"Qu'on vous appelle M. le président, ça vous ferait kiffer?" La question est posée à l’occasion d’une rencontre avec les jeunes de banlieues le 26 mars dernier.

C’est à François Hollande qu’elle s’adresse. Et quelle que soit la réponse du candidat, on se dit que, oui, on aimerait sentir un peu plus que l’accession à l’Elysée, ça le ferait kiffer, François Hollande.

Pas facile pour un socialiste convaincu d’être représenté lors de l’élection présidentielle par un homme que les observateurs hésitent à affubler du mou surnom de « Flanby » ou du non moins reluisant « fraise des bois ».

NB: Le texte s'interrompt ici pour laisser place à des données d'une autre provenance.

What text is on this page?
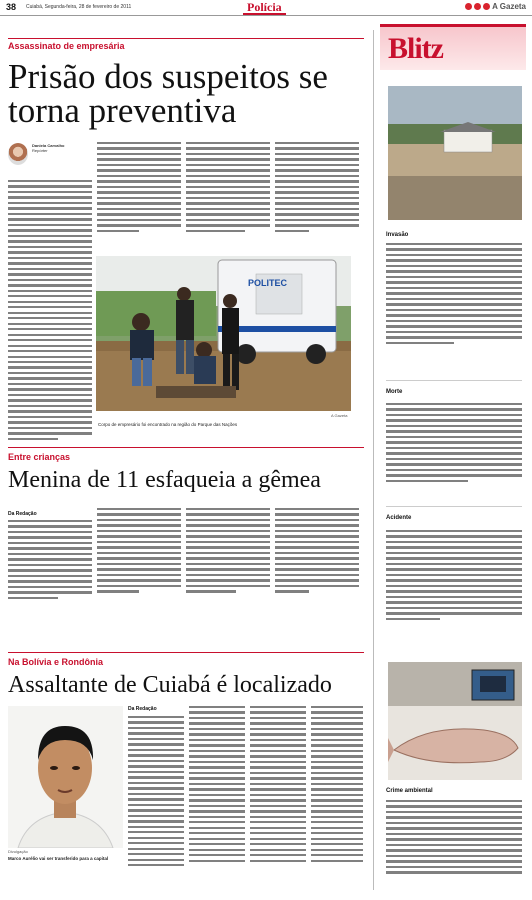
38 Cuiabá, Segunda-feira, 28 de fevereiro de 2011	Polícia	A Gazeta
Assassinato de empresária
Prisão dos suspeitos se torna preventiva
Daniela Carvalho
Repórter
POLITEC
Corpo de empresário foi encontrado na região do Parque das Nações
A Gazeta
Entre crianças
Menina de 11 esfaqueia a gêmea
Da Redação
Na Bolívia e Rondônia
Assaltante de Cuiabá é localizado
Divulgação
Marco Aurélio vai ser transferido para a capital
Da Redação
Blitz
Invasão
Morte
Acidente
Crime ambiental
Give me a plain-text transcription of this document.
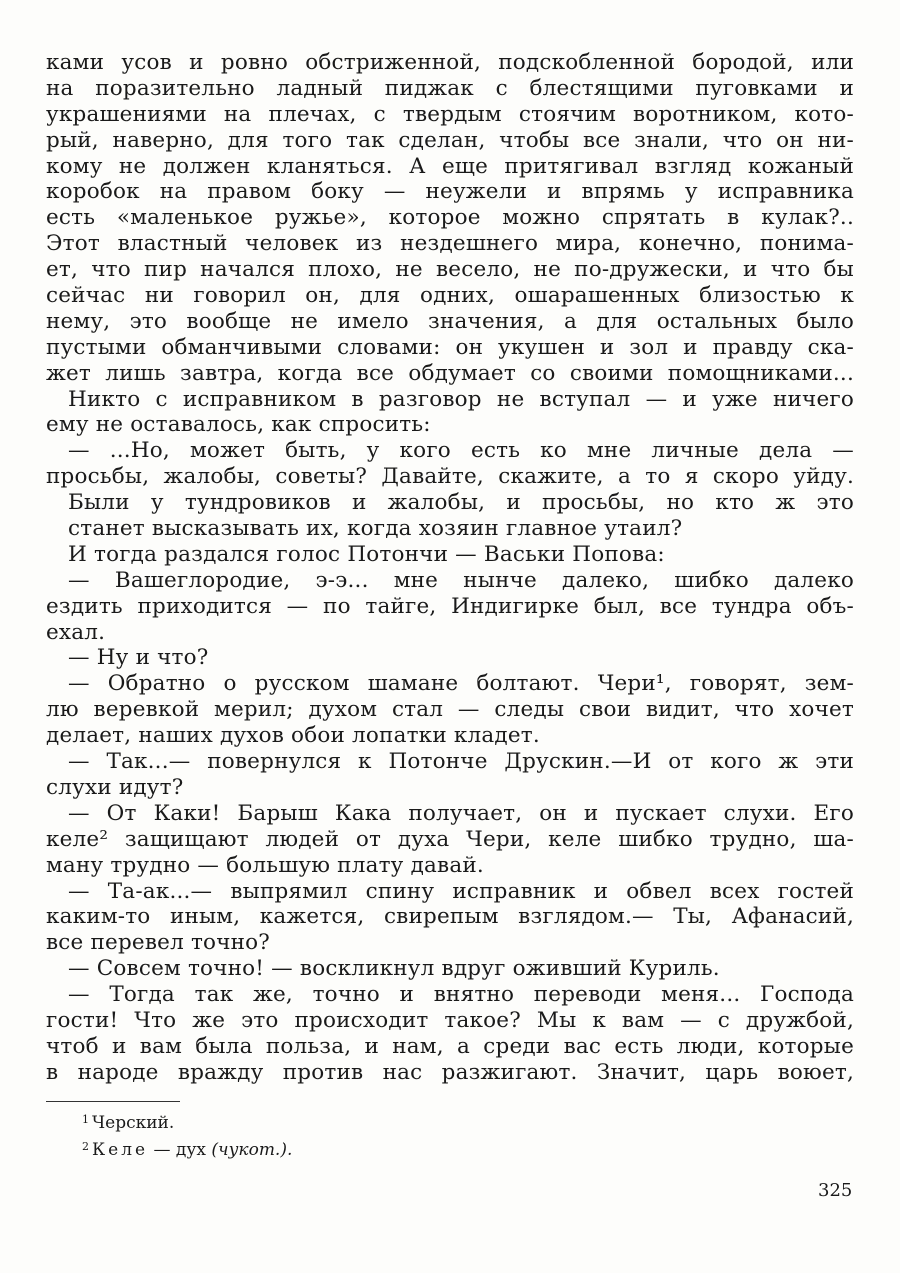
ками усов и ровно обстриженной, подскобленной бородой, или
на поразительно ладный пиджак с блестящими пуговками и
украшениями на плечах, с твердым стоячим воротником, кото-
рый, наверно, для того так сделан, чтобы все знали, что он ни-
кому не должен кланяться. А еще притягивал взгляд кожаный
коробок на правом боку — неужели и впрямь у исправника
есть «маленькое ружье», которое можно спрятать в кулак?..
Этот властный человек из нездешнего мира, конечно, понима-
ет, что пир начался плохо, не весело, не по-дружески, и что бы
сейчас ни говорил он, для одних, ошарашенных близостью к
нему, это вообще не имело значения, а для остальных было
пустыми обманчивыми словами: он укушен и зол и правду ска-
жет лишь завтра, когда все обдумает со своими помощниками...
Никто с исправником в разговор не вступал — и уже ничего
ему не оставалось, как спросить:
— ...Но, может быть, у кого есть ко мне личные дела —
просьбы, жалобы, советы? Давайте, скажите, а то я скоро уйду.
Были у тундровиков и жалобы, и просьбы, но кто ж это
станет высказывать их, когда хозяин главное утаил?
И тогда раздался голос Потончи — Васьки Попова:
— Вашеглородие, э-э... мне нынче далеко, шибко далеко
ездить приходится — по тайге, Индигирке был, все тундра объ-
ехал.
— Ну и что?
— Обратно о русском шамане болтают. Чери¹, говорят, зем-
лю веревкой мерил; духом стал — следы свои видит, что хочет
делает, наших духов обои лопатки кладет.
— Так...— повернулся к Потонче Друскин.—И от кого ж эти
слухи идут?
— От Каки! Барыш Кака получает, он и пускает слухи. Его
келе² защищают людей от духа Чери, келе шибко трудно, ша-
ману трудно — большую плату давай.
— Та-ак...— выпрямил спину исправник и обвел всех гостей
каким-то иным, кажется, свирепым взглядом.— Ты, Афанасий,
все перевел точно?
— Совсем точно! — воскликнул вдруг оживший Куриль.
— Тогда так же, точно и внятно переводи меня... Господа
гости! Что же это происходит такое? Мы к вам — с дружбой,
чтоб и вам была польза, и нам, а среди вас есть люди, которые
в народе вражду против нас разжигают. Значит, царь воюет,
$^1$ Черский.
$^2$ Келе — дух (чукот.).
325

D’autant que ce sont ses camarades du PS qui s’en sont si peu élégamment pris à lui. Les électeurs socialistes n’ont-ils pas eux-mêmes esquissé un léger sourire à ces mots ? Voire un rictus de dépit devant l’homme désormais chargé d’incarner leurs espoirs ? Il faut vraiment vouloir voter PS pour offrir son bulletin à Hollande, disent certains.

L’énarque, fils d’un médecin un peu trop proche de l’extrême-droite, est décrit par ses camarades de jeunesse comme un bellâtre qui avait son petit succès auprès de la gent féminine.

Il choisira Ségolène. Point de mariage mais 4 beaux enfants. Premier secrétaire du Parti Socialiste pendant 11 années, il se lance en politique au bras de sa compagne. Il est à ses côtés lors de la présidentielle de 2007 mais, en coulisses, la séparation est amorcée.

Elle est à ses côtés pour cette campagne 2012, après l’humiliante défaite infligée lors des primaires. Ils ont été compagnons, camarades socialistes, adversaires à l’investiture, et désormais alliés dans un combat commun : remettre la gauche au pouvoir en France. François Hollande a une nouvelle compagne, la journaliste Valérie Treirweiler. On sait que l’un de ses fils participe à sa campagne. Mais là s’arrête la médiatisation : il ne tombera pas dans le piège dans lequel s’est précipité tête la première Nicolas Sarkozy.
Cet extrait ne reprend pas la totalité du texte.